Alabama State Senator Tim Melson filed a bill Tuesday in an effort to protect the state’s in-vitro fertilization (IVF) industry following the recent state Supreme Court ruling.
Senator Melson proposed Senate Bill 160 in order to prevent more clinics from halting operation. This bill would give criminal and civil immunity to health care providers performing IVF as long as they are following “commonly accepted practices.”

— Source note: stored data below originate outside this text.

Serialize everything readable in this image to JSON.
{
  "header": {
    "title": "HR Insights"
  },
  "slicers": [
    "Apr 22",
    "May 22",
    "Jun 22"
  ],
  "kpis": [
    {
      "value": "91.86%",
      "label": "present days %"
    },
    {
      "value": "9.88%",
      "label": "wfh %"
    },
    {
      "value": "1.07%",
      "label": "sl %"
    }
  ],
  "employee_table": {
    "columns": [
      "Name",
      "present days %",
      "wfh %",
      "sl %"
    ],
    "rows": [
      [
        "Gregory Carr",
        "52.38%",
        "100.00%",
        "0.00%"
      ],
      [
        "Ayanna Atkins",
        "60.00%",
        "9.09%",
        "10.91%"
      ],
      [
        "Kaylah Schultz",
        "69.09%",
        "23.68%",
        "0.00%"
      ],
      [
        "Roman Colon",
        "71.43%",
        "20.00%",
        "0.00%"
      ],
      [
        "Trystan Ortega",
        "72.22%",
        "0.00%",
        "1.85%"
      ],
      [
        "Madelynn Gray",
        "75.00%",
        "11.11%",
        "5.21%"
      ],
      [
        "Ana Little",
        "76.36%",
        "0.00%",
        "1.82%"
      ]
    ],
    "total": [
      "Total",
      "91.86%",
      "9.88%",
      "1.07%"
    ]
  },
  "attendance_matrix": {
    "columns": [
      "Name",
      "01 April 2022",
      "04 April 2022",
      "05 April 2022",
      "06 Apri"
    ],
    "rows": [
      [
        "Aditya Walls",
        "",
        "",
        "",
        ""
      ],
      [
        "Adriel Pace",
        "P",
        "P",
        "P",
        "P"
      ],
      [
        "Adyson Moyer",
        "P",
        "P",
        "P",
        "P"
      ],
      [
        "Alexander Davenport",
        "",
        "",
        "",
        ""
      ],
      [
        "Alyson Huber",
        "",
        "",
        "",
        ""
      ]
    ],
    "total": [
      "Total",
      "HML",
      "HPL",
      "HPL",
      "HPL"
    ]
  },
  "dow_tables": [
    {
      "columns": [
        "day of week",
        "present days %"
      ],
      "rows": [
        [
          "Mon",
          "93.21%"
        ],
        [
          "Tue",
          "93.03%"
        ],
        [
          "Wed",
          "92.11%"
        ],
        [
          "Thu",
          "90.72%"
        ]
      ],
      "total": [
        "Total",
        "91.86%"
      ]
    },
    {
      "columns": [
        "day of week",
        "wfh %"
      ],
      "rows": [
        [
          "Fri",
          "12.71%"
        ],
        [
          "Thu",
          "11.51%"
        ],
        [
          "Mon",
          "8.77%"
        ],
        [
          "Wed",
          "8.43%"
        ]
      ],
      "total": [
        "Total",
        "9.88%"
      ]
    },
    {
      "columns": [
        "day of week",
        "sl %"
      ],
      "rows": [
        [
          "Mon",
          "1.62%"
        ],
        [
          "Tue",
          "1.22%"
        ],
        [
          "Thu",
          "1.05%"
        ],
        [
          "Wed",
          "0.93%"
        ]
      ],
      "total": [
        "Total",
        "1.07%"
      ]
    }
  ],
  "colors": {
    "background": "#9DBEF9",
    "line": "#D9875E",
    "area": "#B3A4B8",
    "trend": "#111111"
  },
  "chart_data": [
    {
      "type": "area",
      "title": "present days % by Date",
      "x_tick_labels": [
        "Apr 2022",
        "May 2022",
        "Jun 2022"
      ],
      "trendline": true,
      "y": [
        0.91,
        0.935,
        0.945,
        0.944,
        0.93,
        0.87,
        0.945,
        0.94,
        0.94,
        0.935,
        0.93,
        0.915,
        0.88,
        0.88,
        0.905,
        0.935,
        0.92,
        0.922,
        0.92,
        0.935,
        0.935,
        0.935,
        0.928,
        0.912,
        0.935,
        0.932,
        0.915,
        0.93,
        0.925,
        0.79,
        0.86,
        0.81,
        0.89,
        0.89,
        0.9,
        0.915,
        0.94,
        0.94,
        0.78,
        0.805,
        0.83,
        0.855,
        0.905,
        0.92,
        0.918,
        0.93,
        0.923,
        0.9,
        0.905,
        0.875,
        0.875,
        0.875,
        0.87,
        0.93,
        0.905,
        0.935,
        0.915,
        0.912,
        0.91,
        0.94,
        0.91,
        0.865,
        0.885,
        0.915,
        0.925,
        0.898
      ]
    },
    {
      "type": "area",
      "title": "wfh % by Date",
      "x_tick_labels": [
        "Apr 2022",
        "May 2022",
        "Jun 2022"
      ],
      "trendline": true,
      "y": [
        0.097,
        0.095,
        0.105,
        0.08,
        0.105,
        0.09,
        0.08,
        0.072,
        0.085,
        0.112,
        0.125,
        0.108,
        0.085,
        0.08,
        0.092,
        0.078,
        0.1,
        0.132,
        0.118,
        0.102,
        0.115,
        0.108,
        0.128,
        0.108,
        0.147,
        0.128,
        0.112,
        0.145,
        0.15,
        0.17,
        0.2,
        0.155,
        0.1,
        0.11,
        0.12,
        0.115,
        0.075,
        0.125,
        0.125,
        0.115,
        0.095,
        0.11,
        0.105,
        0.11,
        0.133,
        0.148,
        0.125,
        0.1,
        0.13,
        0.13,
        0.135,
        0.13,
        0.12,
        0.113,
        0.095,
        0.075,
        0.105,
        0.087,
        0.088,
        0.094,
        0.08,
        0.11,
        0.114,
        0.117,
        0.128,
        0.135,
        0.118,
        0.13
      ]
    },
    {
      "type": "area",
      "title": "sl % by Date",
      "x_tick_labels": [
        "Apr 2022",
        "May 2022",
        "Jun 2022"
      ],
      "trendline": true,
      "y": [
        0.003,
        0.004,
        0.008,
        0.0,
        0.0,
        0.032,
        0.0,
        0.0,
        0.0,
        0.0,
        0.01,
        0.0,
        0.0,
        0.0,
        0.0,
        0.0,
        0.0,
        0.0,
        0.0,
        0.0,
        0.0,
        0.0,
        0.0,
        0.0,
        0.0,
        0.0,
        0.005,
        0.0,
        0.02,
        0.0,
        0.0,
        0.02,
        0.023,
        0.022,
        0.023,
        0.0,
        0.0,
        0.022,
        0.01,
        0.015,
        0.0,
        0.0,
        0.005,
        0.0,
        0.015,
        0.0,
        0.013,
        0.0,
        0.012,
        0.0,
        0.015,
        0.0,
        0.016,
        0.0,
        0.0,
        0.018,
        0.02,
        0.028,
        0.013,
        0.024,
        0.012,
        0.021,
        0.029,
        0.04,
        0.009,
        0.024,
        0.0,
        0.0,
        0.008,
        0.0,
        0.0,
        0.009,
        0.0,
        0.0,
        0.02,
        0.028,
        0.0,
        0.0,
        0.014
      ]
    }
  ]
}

On February 16, 2024, the Alabama Supreme Court ruled that frozen embryos are considered children under state law. The case, LePage v. Mobile Infirmary Clinic, Inc., was a consolidated appeal from three separate cases involving whether the Wrongful Death of a Minor Act applied to the destruction of frozen embryos. The plaintiffs in the case were patients with frozen embryos for use with IVF, stored in medical centers. After the embryos were accidentally destroyed, the patients sued the medical centers, alleging that the destruction of the embryos amounted to wrongful death. The court ruled that the frozen embryos should be considered children under the law, and thus the Wrongful Death Act would apply.
The ruling caused immediate controversy throughout the state. At least three of the state’s eight IVF clinics have halted IVF related procedures, worried about the potential legal consequences this ruling will bring. The clinics are concerned about potential legal action that could be taken against clients and doctors alike if procedures continue. Additionally, many people that have frozen embryos in Alabama are taking action to move their embryos out of state.
On a national scale, the fallout from the Alabama ruling has given pause to other states considering similar rulings. Florida lawmakers, who were considering a “fetal personhood” bill, have now postponed the bill amidst the Alabama Supreme Court ruling controversy.